ARAZLO Lotion Demonstrates Statistically Significant Superiority Over Placebo with Favorable Efficacy, Safety and Tolerability Profile
Post Hoc Analysis of the Two Phase 3 Studies Also Published in JDD
RALEIGH, N.C., Jan. 13, 2020 – Ortho Dermatologics, one of the largest prescription dermatology health care businesses, today announced that the Journal of Drugs in Dermatology (JDD) published positive results from two large Phase 3, multicenter, double-blind, placebo-controlled clinical trials (Studies 1 and 2) demonstrating the efficacy, safety and tolerability of ARAZLO™ (tazarotene) Lotion, 0.045%, the first FDA approved tazarotene in lotion form for patients with moderate to severe acne.1 A post hoc analysis of male patients in the two Phase 3 studies was also published by JDD.2 The U.S. Food and Drug Administration (FDA) approved ARAZLO for the topical treatment of acne vulgaris in patients nine years of age and older in December 2019.

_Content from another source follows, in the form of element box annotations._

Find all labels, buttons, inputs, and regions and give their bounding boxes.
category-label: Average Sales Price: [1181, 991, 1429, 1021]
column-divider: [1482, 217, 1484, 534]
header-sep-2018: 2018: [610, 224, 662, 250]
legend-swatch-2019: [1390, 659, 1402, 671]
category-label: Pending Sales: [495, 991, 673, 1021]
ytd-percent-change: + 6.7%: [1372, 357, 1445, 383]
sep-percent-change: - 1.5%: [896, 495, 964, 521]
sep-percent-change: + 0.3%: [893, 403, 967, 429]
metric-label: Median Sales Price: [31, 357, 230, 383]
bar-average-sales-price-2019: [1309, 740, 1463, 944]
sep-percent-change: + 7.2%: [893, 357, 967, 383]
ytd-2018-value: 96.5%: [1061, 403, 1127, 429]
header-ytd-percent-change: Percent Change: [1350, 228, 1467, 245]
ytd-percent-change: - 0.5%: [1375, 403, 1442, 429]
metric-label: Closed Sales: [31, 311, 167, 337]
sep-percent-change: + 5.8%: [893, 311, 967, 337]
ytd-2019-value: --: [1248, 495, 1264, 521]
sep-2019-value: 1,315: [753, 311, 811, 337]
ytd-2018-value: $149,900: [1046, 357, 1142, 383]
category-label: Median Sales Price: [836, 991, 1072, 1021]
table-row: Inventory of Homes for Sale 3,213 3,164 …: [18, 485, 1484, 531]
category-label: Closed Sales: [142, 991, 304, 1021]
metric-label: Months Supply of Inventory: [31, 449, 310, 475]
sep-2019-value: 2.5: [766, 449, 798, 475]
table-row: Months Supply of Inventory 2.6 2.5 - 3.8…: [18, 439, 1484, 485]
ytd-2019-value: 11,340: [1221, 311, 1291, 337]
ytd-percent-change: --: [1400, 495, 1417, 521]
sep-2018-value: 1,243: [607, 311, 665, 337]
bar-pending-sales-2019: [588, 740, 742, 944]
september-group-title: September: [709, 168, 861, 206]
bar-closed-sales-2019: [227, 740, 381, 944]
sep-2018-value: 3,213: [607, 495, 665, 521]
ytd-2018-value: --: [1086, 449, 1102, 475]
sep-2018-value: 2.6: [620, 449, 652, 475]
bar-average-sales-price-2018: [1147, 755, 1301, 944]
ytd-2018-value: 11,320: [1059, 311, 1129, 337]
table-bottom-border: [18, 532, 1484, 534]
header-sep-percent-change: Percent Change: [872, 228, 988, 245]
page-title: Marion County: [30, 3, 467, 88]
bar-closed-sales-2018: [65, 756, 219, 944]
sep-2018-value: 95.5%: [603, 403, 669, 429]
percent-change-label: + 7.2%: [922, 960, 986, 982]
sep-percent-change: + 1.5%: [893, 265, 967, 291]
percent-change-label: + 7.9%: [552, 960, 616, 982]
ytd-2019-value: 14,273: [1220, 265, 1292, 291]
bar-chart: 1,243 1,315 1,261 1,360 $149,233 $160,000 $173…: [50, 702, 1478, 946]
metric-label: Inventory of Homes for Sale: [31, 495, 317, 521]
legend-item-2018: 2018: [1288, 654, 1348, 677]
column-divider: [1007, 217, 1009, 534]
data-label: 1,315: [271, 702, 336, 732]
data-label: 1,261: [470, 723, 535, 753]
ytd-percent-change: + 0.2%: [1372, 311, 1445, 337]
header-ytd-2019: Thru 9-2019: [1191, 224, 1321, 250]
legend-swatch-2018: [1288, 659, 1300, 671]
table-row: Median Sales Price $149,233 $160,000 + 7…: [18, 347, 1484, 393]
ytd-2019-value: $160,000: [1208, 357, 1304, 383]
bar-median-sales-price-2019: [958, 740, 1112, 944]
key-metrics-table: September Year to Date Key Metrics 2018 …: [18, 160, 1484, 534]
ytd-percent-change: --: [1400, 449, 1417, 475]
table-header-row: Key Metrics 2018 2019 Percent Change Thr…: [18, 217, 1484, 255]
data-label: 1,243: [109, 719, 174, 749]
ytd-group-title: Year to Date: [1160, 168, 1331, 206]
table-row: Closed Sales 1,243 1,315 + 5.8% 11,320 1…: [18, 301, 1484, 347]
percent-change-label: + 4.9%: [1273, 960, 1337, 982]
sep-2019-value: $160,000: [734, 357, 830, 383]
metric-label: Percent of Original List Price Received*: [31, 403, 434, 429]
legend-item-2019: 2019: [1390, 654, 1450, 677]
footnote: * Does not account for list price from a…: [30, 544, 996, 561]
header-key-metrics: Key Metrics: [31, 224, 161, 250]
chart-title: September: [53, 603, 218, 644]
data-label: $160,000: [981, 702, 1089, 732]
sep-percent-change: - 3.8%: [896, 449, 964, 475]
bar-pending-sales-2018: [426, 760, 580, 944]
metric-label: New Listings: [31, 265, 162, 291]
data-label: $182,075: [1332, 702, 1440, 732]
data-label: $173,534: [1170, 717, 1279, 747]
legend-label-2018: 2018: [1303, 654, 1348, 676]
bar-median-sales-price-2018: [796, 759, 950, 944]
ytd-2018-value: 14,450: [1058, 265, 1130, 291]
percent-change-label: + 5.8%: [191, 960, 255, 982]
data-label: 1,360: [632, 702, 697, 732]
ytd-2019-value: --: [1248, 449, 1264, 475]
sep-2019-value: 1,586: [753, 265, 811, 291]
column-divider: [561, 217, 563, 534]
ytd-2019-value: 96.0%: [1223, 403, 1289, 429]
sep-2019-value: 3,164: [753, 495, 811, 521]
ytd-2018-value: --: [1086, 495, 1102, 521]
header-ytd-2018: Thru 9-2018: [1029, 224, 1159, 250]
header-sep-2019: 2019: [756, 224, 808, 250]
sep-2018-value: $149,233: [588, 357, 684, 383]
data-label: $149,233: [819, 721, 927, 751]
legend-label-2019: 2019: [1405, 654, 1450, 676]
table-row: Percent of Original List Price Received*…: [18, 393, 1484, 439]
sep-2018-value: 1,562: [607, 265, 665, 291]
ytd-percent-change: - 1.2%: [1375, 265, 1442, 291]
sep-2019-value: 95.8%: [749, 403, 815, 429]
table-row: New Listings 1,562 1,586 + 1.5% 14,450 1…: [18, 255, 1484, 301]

“When treating moderate to severe acne, I like to prescribe a tazarotene treatment due to the retinoid’s efficacy, but find patients often struggle with tolerability issues, such as dry, irritated skin,” said Emil A. Tanghetti, M.D., lead ARAZLO study investigator and founder, Center for Dermatology and Laser Surgery, Sacramento, Calif. “This newly published data sheds light on the utility of ARAZLO, a new treatment option that features the efficacy of tazarotene along with improved tolerability in a lotion vehicle, which is easily spreadable and aesthetically pleasing. I look forward to offering this treatment to my patients with acne in the coming months.”